C’est précisément ce mécanisme que Screen Rant met en avant en soulignant que « l’ending comes together, arranging all the clues Shyamalan laid out for a thrilling and thoughtful ending ». Pour les défenseurs du film, l’incohérence pointée par les critiques (une invasion ratée à cause de l’eau) est en réalité secondaire face à la précision d’orfèvre avec laquelle chaque objet du quotidien devient, dans le dernier quart d’heure, l’instrument du salut familial. Merrill, le frère raté au baseball, retrouve enfin son swing pour fracasser les récipients d’eau sur l’alien piégé dans le salon. Ce n’est pas un hasard scénaristique, c’est la charge symbolique de tout le film qui se libère d’un coup.

Il existe aussi une lecture plus radicale, popularisée notamment par certains vidéastes francophones et reprise par plusieurs médias spécialisés : et si les créatures n’étaient pas des extraterrestres au sens scientifique du terme, mais une représentation de démons ? Cette théorie, détaillée par Screen Rant, s’appuie sur le fait que « there’s some solid evidence that Signs’ aliens actually being demons might be what M. Night Shyamalan intended with this movie », notamment via « the biblical imagery and references » qui traversent tout le récit.
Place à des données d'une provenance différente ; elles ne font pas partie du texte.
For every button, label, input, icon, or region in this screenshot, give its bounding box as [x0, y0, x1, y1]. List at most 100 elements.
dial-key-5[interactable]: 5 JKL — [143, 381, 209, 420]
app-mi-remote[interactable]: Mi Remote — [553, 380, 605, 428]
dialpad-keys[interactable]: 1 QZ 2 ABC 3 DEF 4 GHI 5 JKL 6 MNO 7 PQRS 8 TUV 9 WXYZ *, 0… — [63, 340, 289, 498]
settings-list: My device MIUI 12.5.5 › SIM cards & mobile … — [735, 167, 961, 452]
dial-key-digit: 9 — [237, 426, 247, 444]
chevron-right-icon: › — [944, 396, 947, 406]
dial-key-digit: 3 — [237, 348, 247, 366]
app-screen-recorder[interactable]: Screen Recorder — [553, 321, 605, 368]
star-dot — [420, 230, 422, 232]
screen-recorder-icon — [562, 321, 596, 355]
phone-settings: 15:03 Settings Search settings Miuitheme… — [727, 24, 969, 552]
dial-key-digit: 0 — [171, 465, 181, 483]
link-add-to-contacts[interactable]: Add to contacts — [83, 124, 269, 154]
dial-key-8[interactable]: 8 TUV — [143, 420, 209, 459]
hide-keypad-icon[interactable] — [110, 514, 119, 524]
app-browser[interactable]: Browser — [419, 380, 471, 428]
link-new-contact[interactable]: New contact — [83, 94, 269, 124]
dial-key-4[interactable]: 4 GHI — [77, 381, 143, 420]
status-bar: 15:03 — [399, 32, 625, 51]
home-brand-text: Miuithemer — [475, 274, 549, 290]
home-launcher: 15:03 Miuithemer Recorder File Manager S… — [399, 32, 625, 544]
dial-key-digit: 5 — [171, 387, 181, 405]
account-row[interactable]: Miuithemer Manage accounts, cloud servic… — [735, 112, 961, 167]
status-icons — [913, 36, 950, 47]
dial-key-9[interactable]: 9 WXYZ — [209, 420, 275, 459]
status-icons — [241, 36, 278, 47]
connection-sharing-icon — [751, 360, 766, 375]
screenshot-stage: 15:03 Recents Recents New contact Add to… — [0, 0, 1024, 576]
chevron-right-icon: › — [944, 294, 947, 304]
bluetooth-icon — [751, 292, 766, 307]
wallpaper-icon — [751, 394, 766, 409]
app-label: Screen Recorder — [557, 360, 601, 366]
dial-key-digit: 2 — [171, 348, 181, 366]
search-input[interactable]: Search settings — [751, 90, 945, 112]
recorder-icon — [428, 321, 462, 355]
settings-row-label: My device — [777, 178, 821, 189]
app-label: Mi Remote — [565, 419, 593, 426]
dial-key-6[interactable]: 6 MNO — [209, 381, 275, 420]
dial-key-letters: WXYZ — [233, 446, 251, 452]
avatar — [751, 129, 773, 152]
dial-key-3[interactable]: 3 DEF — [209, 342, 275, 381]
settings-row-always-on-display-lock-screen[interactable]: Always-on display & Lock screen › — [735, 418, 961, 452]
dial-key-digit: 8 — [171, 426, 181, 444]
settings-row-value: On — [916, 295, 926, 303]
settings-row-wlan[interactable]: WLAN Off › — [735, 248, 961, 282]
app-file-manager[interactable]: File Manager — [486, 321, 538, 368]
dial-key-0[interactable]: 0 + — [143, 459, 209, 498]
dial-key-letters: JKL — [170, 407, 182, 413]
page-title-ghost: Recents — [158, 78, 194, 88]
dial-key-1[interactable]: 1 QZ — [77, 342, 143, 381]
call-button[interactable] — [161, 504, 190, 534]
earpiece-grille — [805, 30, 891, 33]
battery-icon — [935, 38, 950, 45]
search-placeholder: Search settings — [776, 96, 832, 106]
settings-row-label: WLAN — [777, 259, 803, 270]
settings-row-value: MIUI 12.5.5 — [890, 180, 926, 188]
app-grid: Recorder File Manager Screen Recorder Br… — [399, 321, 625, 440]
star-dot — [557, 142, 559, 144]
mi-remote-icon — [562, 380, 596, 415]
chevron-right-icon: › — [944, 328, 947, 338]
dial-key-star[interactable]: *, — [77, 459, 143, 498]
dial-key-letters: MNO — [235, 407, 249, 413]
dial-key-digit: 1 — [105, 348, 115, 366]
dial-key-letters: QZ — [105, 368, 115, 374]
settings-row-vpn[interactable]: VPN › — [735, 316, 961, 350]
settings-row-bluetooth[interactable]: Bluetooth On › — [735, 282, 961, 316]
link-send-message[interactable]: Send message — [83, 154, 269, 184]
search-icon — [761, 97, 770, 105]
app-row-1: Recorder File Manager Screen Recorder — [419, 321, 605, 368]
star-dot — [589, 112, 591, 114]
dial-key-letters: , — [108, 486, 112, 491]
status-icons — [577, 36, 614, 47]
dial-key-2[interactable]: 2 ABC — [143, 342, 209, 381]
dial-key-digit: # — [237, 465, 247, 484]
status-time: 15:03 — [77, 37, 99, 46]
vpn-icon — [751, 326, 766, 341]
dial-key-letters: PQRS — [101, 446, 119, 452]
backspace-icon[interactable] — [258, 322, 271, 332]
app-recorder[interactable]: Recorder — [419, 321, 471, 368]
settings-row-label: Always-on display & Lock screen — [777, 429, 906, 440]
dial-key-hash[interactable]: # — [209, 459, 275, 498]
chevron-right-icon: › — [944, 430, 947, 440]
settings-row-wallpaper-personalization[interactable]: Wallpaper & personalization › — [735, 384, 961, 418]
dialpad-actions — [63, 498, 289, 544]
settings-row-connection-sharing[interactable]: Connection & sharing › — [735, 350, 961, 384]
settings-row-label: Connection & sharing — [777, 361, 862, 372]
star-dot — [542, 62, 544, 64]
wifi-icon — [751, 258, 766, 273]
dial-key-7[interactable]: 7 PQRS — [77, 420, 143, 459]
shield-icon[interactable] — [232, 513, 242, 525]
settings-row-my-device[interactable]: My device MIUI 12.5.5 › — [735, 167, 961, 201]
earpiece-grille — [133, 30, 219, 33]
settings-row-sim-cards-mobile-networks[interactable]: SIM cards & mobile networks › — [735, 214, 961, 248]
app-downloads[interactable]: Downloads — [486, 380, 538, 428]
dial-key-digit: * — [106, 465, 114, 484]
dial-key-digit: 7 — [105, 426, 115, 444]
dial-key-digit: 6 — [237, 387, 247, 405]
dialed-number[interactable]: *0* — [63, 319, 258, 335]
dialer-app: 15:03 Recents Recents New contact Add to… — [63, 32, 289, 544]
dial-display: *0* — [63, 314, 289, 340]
Dans cette optique, l’eau ne serait pas une simple faiblesse biologique mais un symbole d’eau bénite, ce qui rendrait caduque toute l’objection des 70 %. Shyamalan lui-même a d’ailleurs tranché le débat de façon abrupte, puisqu’il « répond avec véhémence en disant que ce n’est pas le propos, et qu’il considère ces aliens comme des sortes de démons ».

Un débat qui dépasse la simple question scientifique

Cette querelle de vingt ans dit finalement peu de choses sur les extraterrestres et beaucoup sur la manière dont on regarde un film de genre. Ceux qui exigent une cohérence scientifique irréprochable jugeront toujours Signes sévèrement. Ceux qui acceptent l’idée que le film parle avant tout de deuil, de foi retrouvée et de hasard providentiel, trouveront dans le dernier quart d’heure une résolution d’une redoutable élégance narrative, indépendamment de la plausibilité biologique des envahisseurs.

Le film reste, malgré cette controverse increvable, l’un des plus rentables de la carrière de Shyamalan, porté par une mise en scène du hors-champ que même ses détracteurs les plus acharnés lui reconnaissent volontiers. Et le débat n’est pas près de s’éteindre : quand Shyamalan a proposé, pour les vingt ans du film en 2022, un échange en direct avec l’actrice Abigail Breslin pour revenir sur son tournage, les commentaires sous l’annonce évoquaient encore, sans surprise, cette fameuse histoire d’eau.